Internal Cancellation

Requests can also be cancelled internally by the executing party without receiving $/cancel_request:
  • Client-side examples: User closes IDE, switches to different project, file becomes unavailable
  • Agent-side examples: LLM context limit reached, internal timeout, resource constraints
When internal cancellation occurs, the executing party SHOULD:
  1. Send the same -32800 (Cancelled) error response as if $/cancel_request was received
  2. Ensure consistent behavior regardless of cancellation source

Error Code

Add standard JSON-RPC error code -32800 for cancelled requests:
  • Code: -32800
  • Message: “Request cancelled”
  • Meaning: Execution of the method was aborted either due to a cancellation request from the caller or because of resource constraints or shutdown.

Frequently asked questions

What alternative approaches did you consider, and why did you settle on this one?

The core need is to add granular cancellation as a general mechanism for individual JSON-RPC requests, while feature-specific cancellation methods (like session/cancel) remain useful for cases requiring additional domain semantics. We selected the LSP-style $/cancel_request approach because:
  • Serves as a default cancellation layer that SDK implementations can easily map to native language cancellation mechanisms
  • Proven pattern familiar to developers from LSP ecosystem
  • Works across all JSON-RPC transports (HTTP, WebSocket, stdio, pipes)
  • Provides universal fallback when feature-specific cancellation doesn’t exist
  • Complements existing feature-specific methods rather than replacing them

How does this relate to existing cancellation mechanisms like session/cancel?

The $/cancel_request mechanism is complementary to feature-specific cancellation:
  • $/cancel_request: Generic cancellation for any JSON-RPC request by ID
  • session/cancel: Feature-specific cancellation with additional semantics (e.g., cancels entire prompt turn context, triggers specific cleanup logic)
Both mechanisms serve different purposes: Feature-specific methods like session/cancel provide:
  • Domain-specific semantics and behavior
  • Structured cleanup for complex operations
  • Context-aware cancellation logic
Generic $/cancel_request provides:
  • Default cancellation layer that bridges programming language cancellation mechanisms (C# CancellationToken, Kotlin Job, Go context.Context, etc.) with ACP
  • Universal fallback for any request when no feature-specific method exists
  • Simple ID-based targeting for SDK convenience
  • Standardized error responses
Implementations can use both: feature-specific methods for rich semantics, and $/cancel_request for simple per-request cancellation.
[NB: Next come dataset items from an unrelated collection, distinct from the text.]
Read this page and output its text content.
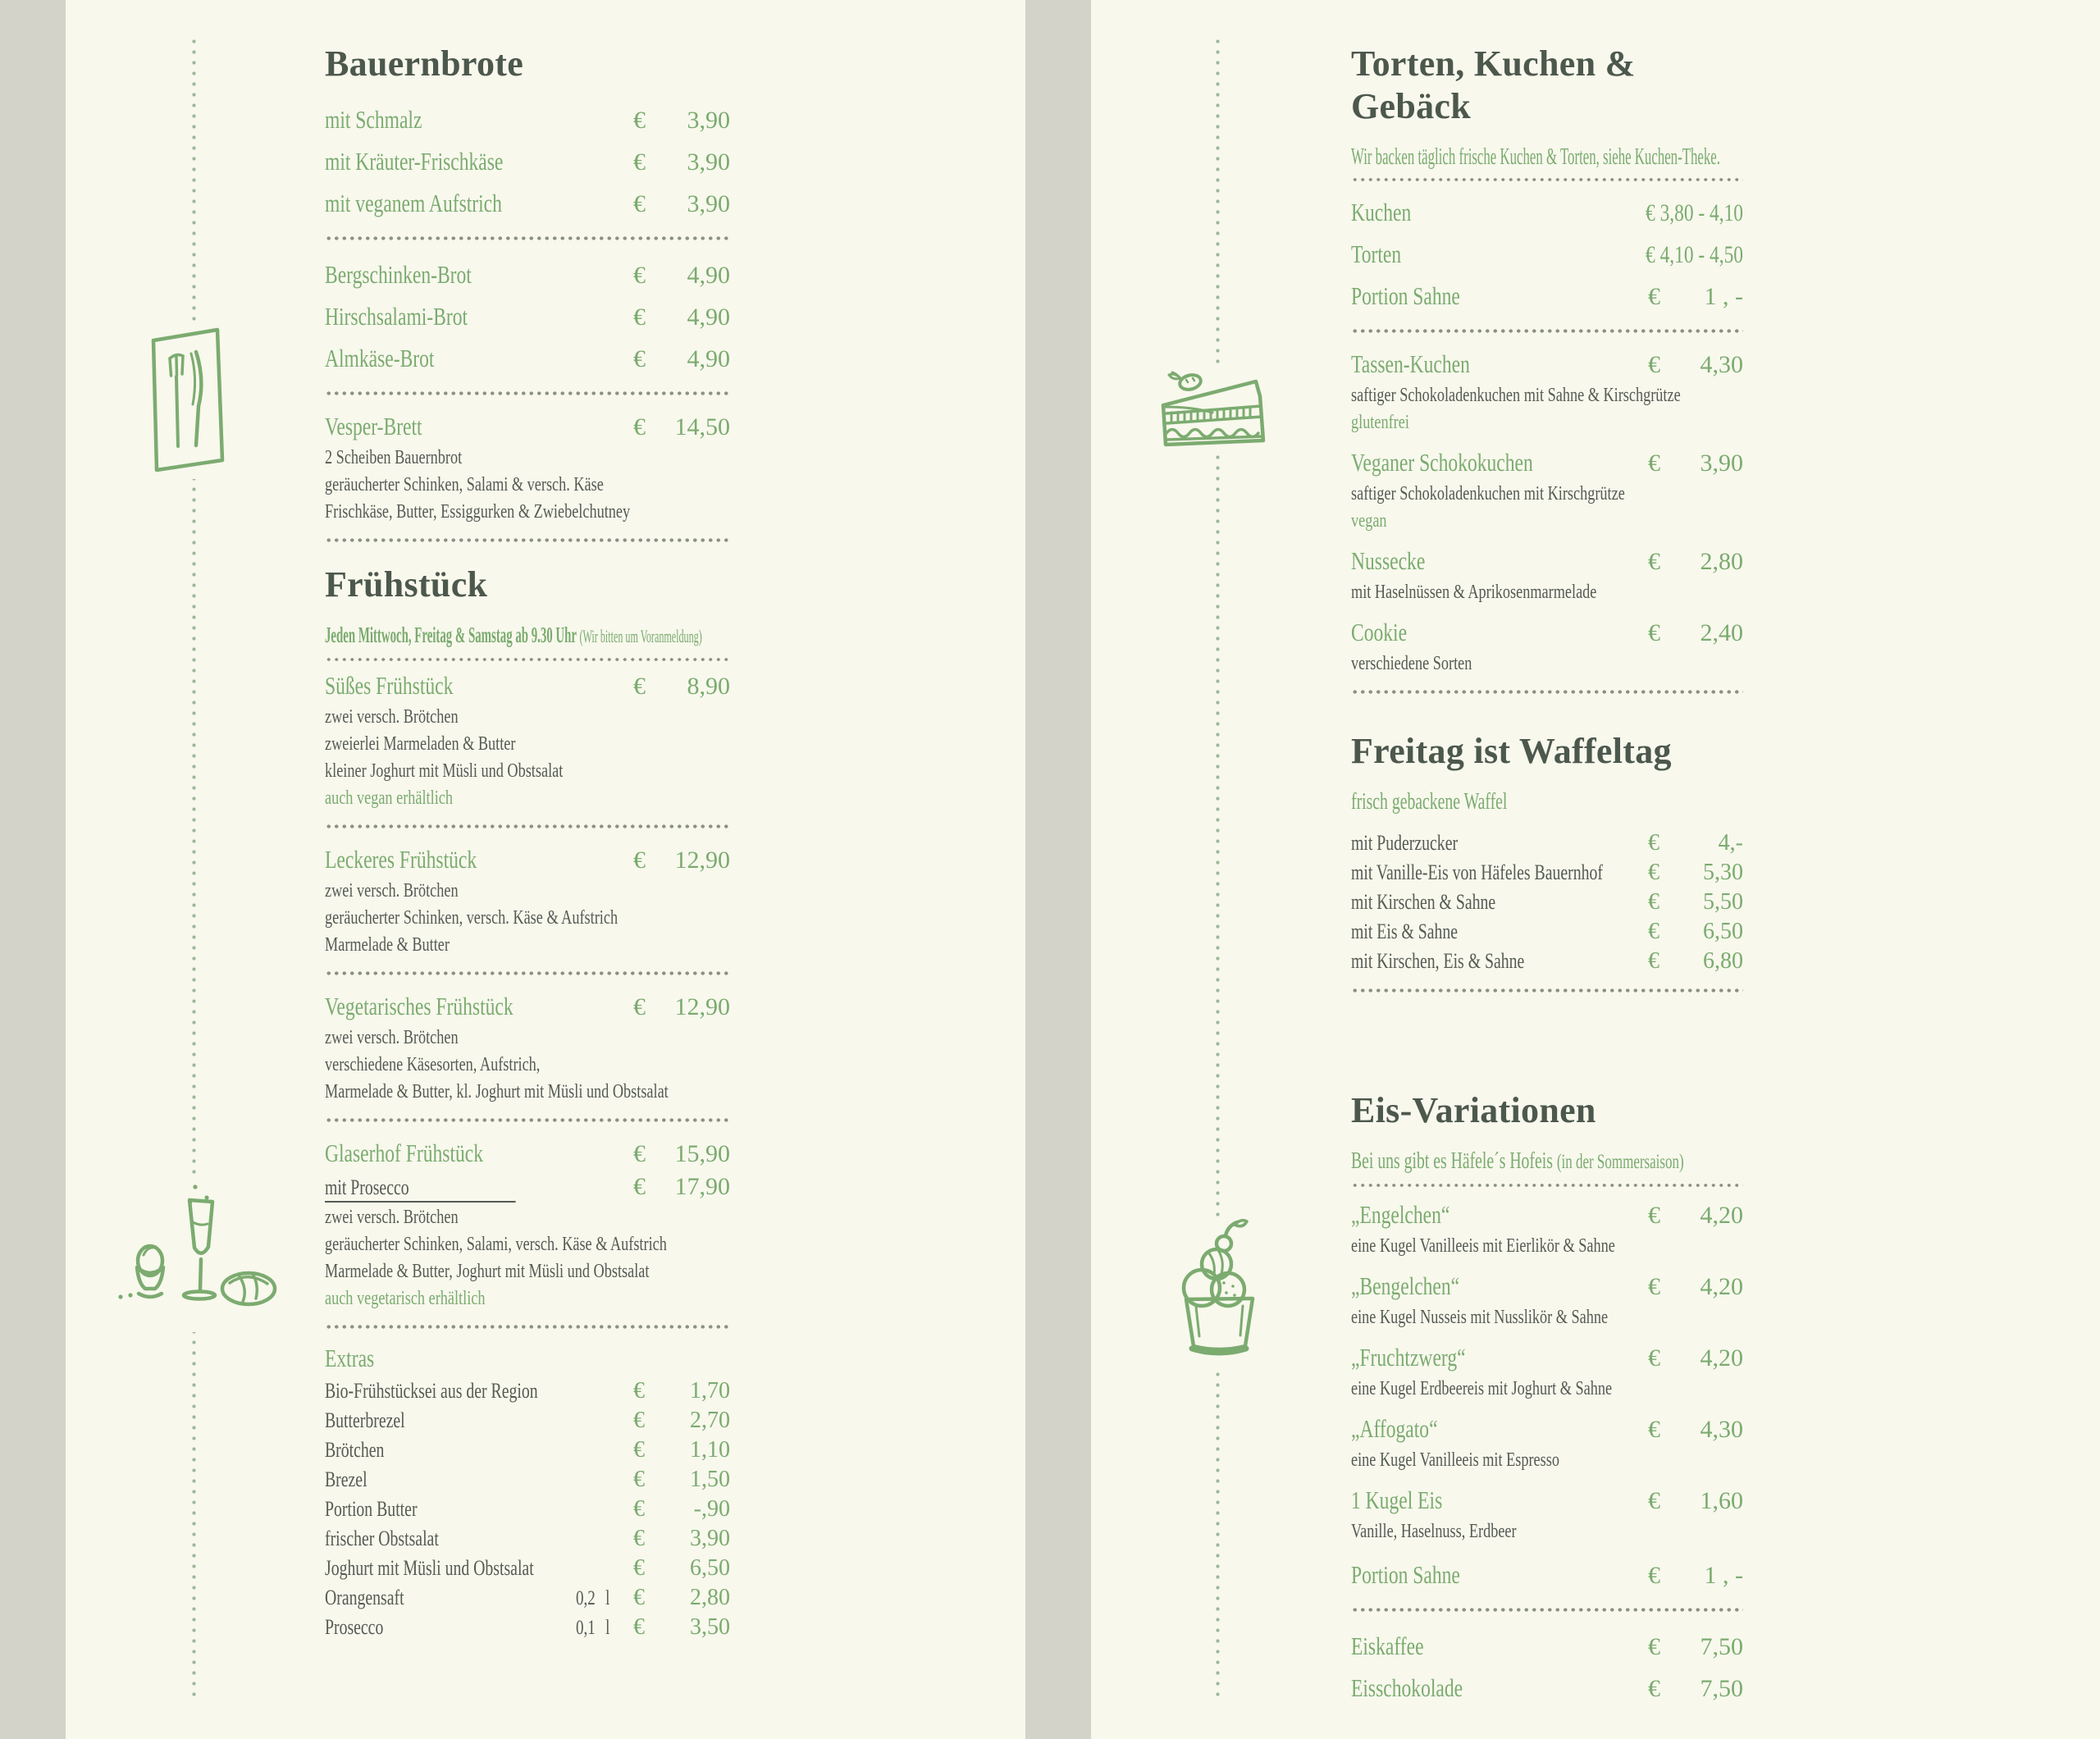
Bauernbrote
mit Schmalz	€	3,90
mit Kräuter-Frischkäse	€	3,90
mit veganem Aufstrich	€	3,90
Bergschinken-Brot	€	4,90
Hirschsalami-Brot	€	4,90
Almkäse-Brot	€	4,90
Vesper-Brett	€	14,50
2 Scheiben Bauernbrot
geräucherter Schinken, Salami & versch. Käse
Frischkäse, Butter, Essiggurken & Zwiebelchutney
Frühstück
Jeden Mittwoch, Freitag & Samstag ab 9.30 Uhr (Wir bitten um Voranmeldung)
Süßes Frühstück	€	8,90
zwei versch. Brötchen
zweierlei Marmeladen & Butter
kleiner Joghurt mit Müsli und Obstsalat
auch vegan erhältlich
Leckeres Frühstück	€	12,90
zwei versch. Brötchen
geräucherter Schinken, versch. Käse & Aufstrich
Marmelade & Butter
Vegetarisches Frühstück	€	12,90
zwei versch. Brötchen
verschiedene Käsesorten, Aufstrich,
Marmelade & Butter, kl. Joghurt mit Müsli und Obstsalat
Glaserhof Frühstück	€	15,90
mit Prosecco	€	17,90
zwei versch. Brötchen
geräucherter Schinken, Salami, versch. Käse & Aufstrich
Marmelade & Butter, Joghurt mit Müsli und Obstsalat
auch vegetarisch erhältlich
Extras
Bio-Frühstücksei aus der Region	€	1,70
Butterbrezel	€	2,70
Brötchen	€	1,10
Brezel	€	1,50
Portion Butter	€	-,90
frischer Obstsalat	€	3,90
Joghurt mit Müsli und Obstsalat	€	6,50
Orangensaft	0,2 l	€	2,80
Prosecco	0,1 l	€	3,50
Torten, Kuchen & Gebäck
Wir backen täglich frische Kuchen & Torten, siehe Kuchen-Theke.
Kuchen	€ 3,80 - 4,10
Torten	€ 4,10 - 4,50
Portion Sahne	€	1 , -
Tassen-Kuchen	€	4,30
saftiger Schokoladenkuchen mit Sahne & Kirschgrütze
glutenfrei
Veganer Schokokuchen	€	3,90
saftiger Schokoladenkuchen mit Kirschgrütze
vegan
Nussecke	€	2,80
mit Haselnüssen & Aprikosenmarmelade
Cookie	€	2,40
verschiedene Sorten
Freitag ist Waffeltag
frisch gebackene Waffel
mit Puderzucker	€	4,-
mit Vanille-Eis von Häfeles Bauernhof €	5,30
mit Kirschen & Sahne	€	5,50
mit Eis & Sahne	€	6,50
mit Kirschen, Eis & Sahne	€	6,80
Eis-Variationen
Bei uns gibt es Häfele´s Hofeis (in der Sommersaison)
„Engelchen“	€	4,20
eine Kugel Vanilleeis mit Eierlikör & Sahne
„Bengelchen“	€	4,20
eine Kugel Nusseis mit Nusslikör & Sahne
„Fruchtzwerg“	€	4,20
eine Kugel Erdbeereis mit Joghurt & Sahne
„Affogato“	€	4,30
eine Kugel Vanilleeis mit Espresso
1 Kugel Eis	€	1,60
Vanille, Haselnuss, Erdbeer
Portion Sahne	€	1 , -
Eiskaffee	€	7,50
Eisschokolade	€	7,50
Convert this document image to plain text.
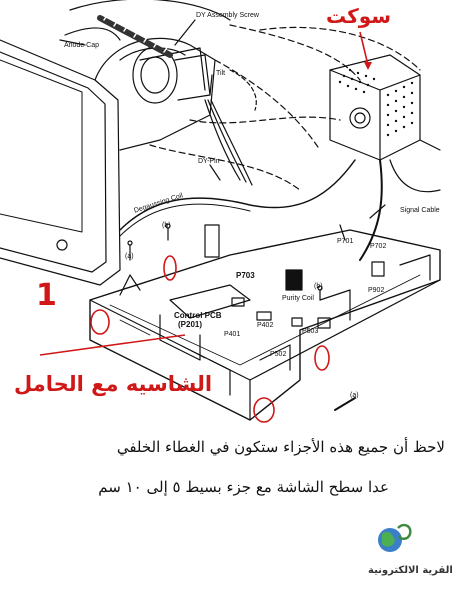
Anode Cap
DY Assembly Screw
Tilt
DY-Pin
Degaussing Coil	Signal Cable
P701
P702
P703
P902
Purity Coil
Control PCB
(P201)	P402
P401	P503
P502
(a)
(a)
(b)
(b)
سوكت
1
الشاسيه مع الحامل
لاحظ أن جميع هذه الأجزاء ستكون في الغطاء الخلفي
عدا سطح الشاشة مع جزء بسيط ٥ إلى ١٠ سم
القرية الالكترونية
Note: it is possible that session/cancel could be replaced by the more generic $/cancel_request in future versions of the protocol.

Example: Cascading Cancellation Flow

What happens if a request completes before the cancellation is processed?

If a request completes normally before the cancellation notification is processed, the implementation should:
  1. Send the normal response (not a cancellation error)
  2. Ignore the subsequent cancellation notification for that request ID
This ensures clients always receive meaningful responses and prevents race conditions.

How should implementations handle cascading cancellation?

When a request is cancelled, implementations should:
  1. Cancel the primary request activity
  2. Propagate cancellation to any nested/child requests
  3. Clean up resources associated with the entire request tree
  4. Send cancellation responses for all affected requests
This ensures complete cleanup and prevents resource leaks.

Revision history

  • 2025-11-13: Initial version converted from PR #183
  • 2025-12-05: Updated with current implementation.
  • 2025-12-09: Mirror LSP behavior.